Oklahoma director Mickey Reece’s films can be maddening as hell.
It’s a purely personal stance and wholly original formula that, with Agnes—his most successful bid for mainstream acceptance yet—he refuses to back down on, only to deliver one of the year’s most heart-wrenching takes on, of all things, the diabolical nunsploitaiton genre.
When asked by the religious higher-ups to check out a strange case of Satanic occupation in a rather emotionally cold convent, the disgraced Father Donaghue (Ben Hall) and the novice seminary graduate Benjamin (Jake Horowitz) find the brutally overtaken Agnes (Hayley McFarland), a young nun that spits blood and shouts profanities like the best demons in Hell would.
After she nearly bites Donaghue’s nose off, they call in the former priest and current reality TV star Father Black (Chris Browning) to deal with this dark situation, a series of events that leads to some truly horrific moments of demonic defenses where, honestly, nothing gets solved but, as we soon learn, it doesn’t have to.

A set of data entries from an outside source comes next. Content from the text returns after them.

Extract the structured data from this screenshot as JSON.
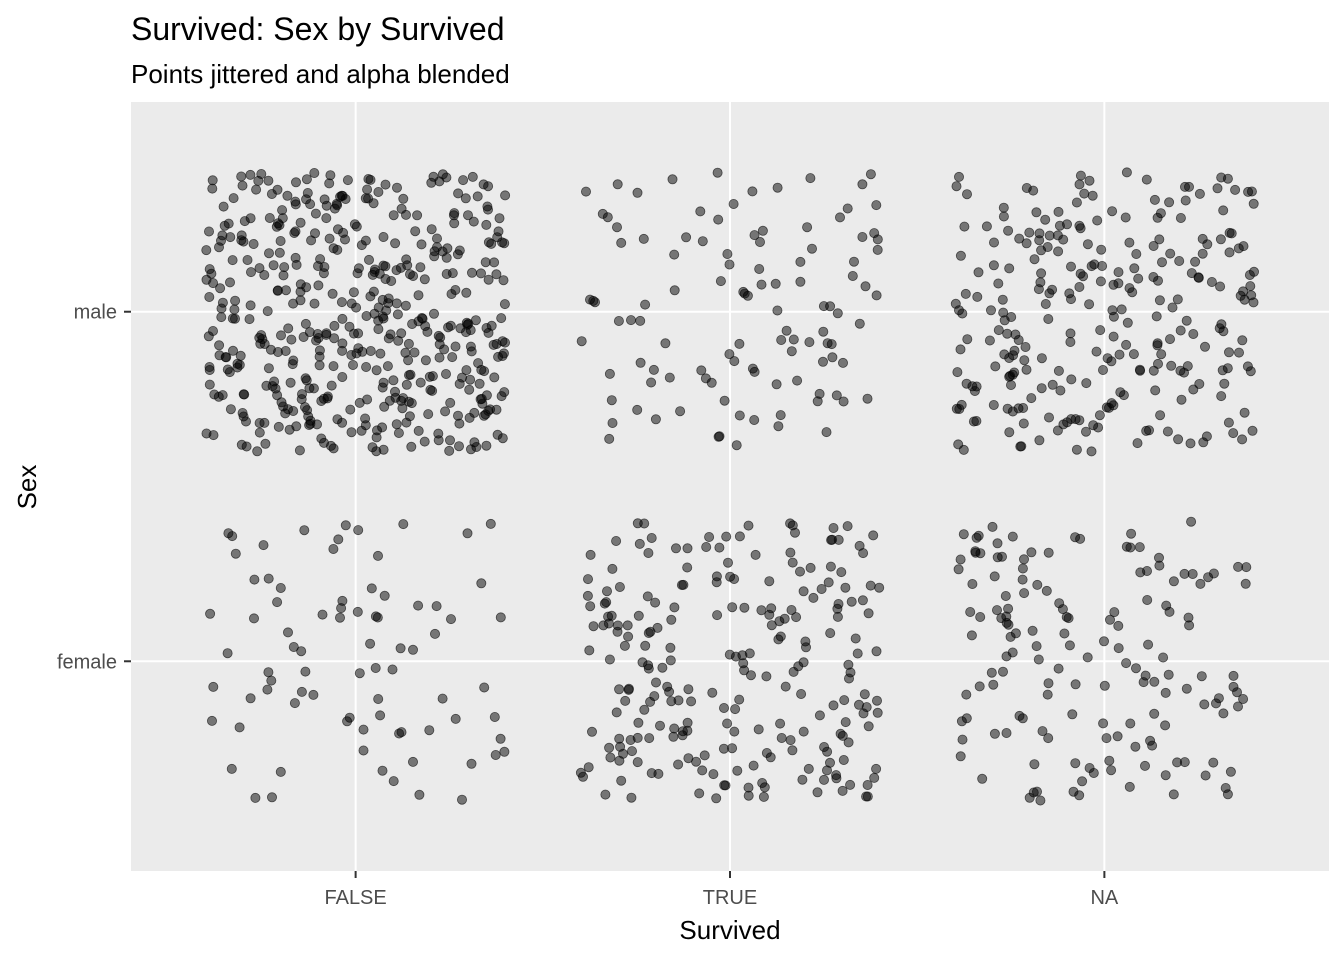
{
  "chart_data": {
    "type": "scatter",
    "title": "Survived: Sex by Survived",
    "subtitle": "Points jittered and alpha blended",
    "xlabel": "Survived",
    "ylabel": "Sex",
    "x_categories": [
      "FALSE",
      "TRUE",
      "NA"
    ],
    "y_categories": [
      "female",
      "male"
    ],
    "jitter": {
      "x": 0.4,
      "y": 0.4
    },
    "point_color": "#000000",
    "point_alpha": 0.5,
    "grid": true,
    "panel_background": "#ebebeb",
    "groups": [
      {
        "x": "FALSE",
        "y": "male",
        "count": 468
      },
      {
        "x": "FALSE",
        "y": "female",
        "count": 81
      },
      {
        "x": "TRUE",
        "y": "male",
        "count": 109
      },
      {
        "x": "TRUE",
        "y": "female",
        "count": 233
      },
      {
        "x": "NA",
        "y": "male",
        "count": 266
      },
      {
        "x": "NA",
        "y": "female",
        "count": 152
      }
    ]
  }
}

As the nunnery is closed and everyone is eventually spread out, one of the young nuns that were closest to Agnes, Sister Mary (Molly Quinn), leaves the order and becomes a check-out girl in an Oklahoma City supermarket I’m sure we’ve been to many times at 3 a.m., complete with a sleazy boss that continually tries to come on to Mary.
But she’s different. When a meeting with a middling comedian (Sean Gunn) forces Mary to face feelings—the same feelings that forced her into behind convent walls—hints at both demonic possession and mental illness, something that is never explained, leaving the film scarier when you sit down to dwell on it.
It leaves you with a disoriented dream-like feeling—atmospheric changes, plot breaks, tone creaks—that is highly unsettling yet infinitely watchable.
Director Reece is at the top of his game here, with the true lead of the film, Quinn, giving her heart and soul—or, perhaps, a total lack of them—to deliver an unsettling character study that is in no way quickly forgettable; the way her eyes glaze over while the real world and religious teachings confound and confuse her is, at the same time, heartbreaking and terrifying.
Agnes left me a metaphorically broken shell in the same way, infernal hosts and demonic ghosts swimming through my poisoned mind, perhaps making the film even more horrifying than it probably should have been.